No matter what people thought of
It’s in the Bag!, they still loved Fred’s radio series, at least for another four years, when it was cancelled by NBC. He had already taken a year off a decade or so earlier for hypertension, and did so again. Upon his return, all he could get was a semi-regular gig on Tallulah
Bankhead’s radio series,
The Big Show. A TV version of his radio series using marionettes in place of real actors failed. Trying to play to his strengths, he floated the idea of spending 30 or 60 minutes a week simply chatting with guests, but, in those
pre-
Tonight Show days, was greeted by network executives with a big
Hunh? At one point, he was reduced to hosting a talent show, for God’s sakes, called
Judge For Yourself. You get an idea of what he thought about it when plugging it on the
Today show. “As you know,” he tells host Dave
Garroway, “there is nothing new under the sun, and we’re out to prove it.”

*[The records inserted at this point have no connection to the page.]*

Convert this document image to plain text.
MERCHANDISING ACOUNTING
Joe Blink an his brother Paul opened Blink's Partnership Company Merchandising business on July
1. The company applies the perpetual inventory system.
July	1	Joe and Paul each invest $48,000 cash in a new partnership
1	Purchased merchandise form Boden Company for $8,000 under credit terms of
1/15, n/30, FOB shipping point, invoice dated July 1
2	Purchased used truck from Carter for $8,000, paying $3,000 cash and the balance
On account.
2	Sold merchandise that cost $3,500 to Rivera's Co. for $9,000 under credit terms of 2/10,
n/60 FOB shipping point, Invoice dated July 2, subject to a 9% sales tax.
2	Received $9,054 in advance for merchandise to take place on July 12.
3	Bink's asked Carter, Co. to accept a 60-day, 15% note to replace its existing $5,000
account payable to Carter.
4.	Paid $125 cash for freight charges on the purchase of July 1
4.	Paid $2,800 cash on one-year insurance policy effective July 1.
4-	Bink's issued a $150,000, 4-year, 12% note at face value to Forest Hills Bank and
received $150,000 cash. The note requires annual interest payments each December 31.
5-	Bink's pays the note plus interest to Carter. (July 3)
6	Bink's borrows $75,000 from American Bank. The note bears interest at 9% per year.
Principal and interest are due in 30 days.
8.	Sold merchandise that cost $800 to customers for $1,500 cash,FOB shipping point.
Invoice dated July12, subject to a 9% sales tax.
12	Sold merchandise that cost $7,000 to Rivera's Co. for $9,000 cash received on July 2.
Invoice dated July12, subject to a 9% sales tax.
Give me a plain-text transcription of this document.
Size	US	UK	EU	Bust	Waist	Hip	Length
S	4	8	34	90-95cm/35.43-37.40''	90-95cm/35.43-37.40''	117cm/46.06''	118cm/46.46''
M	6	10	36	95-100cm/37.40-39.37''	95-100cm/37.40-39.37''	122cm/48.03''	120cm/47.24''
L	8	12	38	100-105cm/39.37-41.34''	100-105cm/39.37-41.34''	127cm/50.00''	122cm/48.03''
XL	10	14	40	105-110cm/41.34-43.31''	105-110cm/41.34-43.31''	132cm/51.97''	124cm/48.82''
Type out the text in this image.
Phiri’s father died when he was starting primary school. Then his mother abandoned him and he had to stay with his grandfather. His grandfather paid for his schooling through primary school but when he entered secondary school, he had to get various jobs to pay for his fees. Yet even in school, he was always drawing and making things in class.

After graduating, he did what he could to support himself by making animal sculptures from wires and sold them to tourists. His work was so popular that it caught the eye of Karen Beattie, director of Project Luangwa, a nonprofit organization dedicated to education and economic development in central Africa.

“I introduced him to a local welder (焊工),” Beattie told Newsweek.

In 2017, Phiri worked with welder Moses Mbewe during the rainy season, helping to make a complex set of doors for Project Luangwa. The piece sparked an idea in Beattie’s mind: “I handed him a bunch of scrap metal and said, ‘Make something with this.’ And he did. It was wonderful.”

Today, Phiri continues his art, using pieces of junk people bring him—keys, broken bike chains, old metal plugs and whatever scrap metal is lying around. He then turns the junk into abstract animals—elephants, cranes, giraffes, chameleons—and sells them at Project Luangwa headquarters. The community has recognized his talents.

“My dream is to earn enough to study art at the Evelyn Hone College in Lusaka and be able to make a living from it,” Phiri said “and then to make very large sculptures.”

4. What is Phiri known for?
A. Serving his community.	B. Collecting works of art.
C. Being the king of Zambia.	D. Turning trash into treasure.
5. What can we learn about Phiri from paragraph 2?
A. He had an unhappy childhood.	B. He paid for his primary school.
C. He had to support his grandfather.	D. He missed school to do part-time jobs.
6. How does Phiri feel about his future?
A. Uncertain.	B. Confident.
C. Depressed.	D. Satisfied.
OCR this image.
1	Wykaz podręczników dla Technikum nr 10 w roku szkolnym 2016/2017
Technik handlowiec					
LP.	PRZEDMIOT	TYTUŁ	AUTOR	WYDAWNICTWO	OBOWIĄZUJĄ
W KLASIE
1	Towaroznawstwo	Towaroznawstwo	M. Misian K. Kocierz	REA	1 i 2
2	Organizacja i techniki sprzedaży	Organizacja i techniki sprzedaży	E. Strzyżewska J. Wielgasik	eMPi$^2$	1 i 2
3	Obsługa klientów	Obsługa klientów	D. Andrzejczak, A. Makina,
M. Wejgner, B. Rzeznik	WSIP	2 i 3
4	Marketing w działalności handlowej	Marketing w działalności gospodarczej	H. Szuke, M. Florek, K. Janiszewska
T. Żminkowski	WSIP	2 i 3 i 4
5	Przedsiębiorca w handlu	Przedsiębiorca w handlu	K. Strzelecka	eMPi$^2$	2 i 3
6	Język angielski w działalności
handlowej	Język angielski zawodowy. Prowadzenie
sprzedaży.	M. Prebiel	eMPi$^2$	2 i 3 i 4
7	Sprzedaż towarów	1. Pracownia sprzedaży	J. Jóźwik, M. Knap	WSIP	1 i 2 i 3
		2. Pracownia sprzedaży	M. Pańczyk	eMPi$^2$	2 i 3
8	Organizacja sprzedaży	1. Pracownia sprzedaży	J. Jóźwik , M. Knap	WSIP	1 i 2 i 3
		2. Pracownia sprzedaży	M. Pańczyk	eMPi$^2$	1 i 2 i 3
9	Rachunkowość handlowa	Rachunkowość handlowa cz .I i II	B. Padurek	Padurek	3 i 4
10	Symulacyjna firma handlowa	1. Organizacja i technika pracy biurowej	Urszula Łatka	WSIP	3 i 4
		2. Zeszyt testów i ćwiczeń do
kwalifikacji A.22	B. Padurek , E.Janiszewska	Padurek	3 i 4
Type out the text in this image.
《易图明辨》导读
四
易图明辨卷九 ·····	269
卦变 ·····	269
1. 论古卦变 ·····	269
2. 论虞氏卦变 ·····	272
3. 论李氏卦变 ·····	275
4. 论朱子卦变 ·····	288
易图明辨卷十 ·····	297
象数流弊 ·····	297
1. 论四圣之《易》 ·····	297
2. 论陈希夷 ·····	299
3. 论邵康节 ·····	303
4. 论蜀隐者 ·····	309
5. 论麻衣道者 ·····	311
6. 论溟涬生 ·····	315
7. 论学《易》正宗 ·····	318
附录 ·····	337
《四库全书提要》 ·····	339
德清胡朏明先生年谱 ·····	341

His best TV gig was his stint as a panelist on
What’s my Line? during the last two years of his life. Various episodes floating around on the web and video show Fred at his best: relaxed and witty while never feeling the pressure to actually playing to win. He still looks healthy in the first year or so. By mid-1955, though, he’s suddenly looking older: his face is thinner, the skin hanging off him, and he’s wearing glasses. His delivery is slower. Narrating a radio documentary of W. C. Fields for NBC’s
Monitor series finds him barely connected to the material he’s obviously reading off someone else’s script. He died of a heart attack on March 17, 1956, while on a stroll through his beloved Manhattan, three months shy of his 62
nd birthday. The
Monitor episode aired not long afterwards.
Like Ted
Healy before him, Fred Allen blazed a comedic trail later traversed by comedians unlikely ever to have listened to or even heard of him – David Letterman, Bill
Maher, the cast of
Saturday Night Live – all of them and more do Fred Allen, only with more empty sarcasm than genuine wit. Johnny Carson, notorious for stealing from his betters, took Fred’s “Mighty Allen Art Players” segment for his own “Mighty Carson Art Players.” Allen’s influence reached as far
as the UK, too, where his show was heard via shortwave. One group of comedians in particular was especially taken by his frequent use of the word “goon.” So much so, in fact, that Spike
Milligan, Peter Sellers and Harry
Secombe named their own series
The Goon Show. (Their short-lived TV series,
Telegoons, used marionettes as Fred’s did.) Mel Brooks must have remembered
It’s in the Bag! from his youth. Although Fred Allen is credited with screen treatment, the story itself goes back to a Russian novel,
The Twelve Chairs, which Mel Brooks filmed in 1970. Two gags featured in
It’s in the Bag! – the voice of the late uncle speaking to his nephew via a 78 rpm record and the cast marching toward the camera at the finale – are repeated in the outtakes on the
Young Frankenstein video.
No doubt Fred Allen would have appreciated the tributes. He would have appreciated not voicing puppets or playing host to amateur singers, too.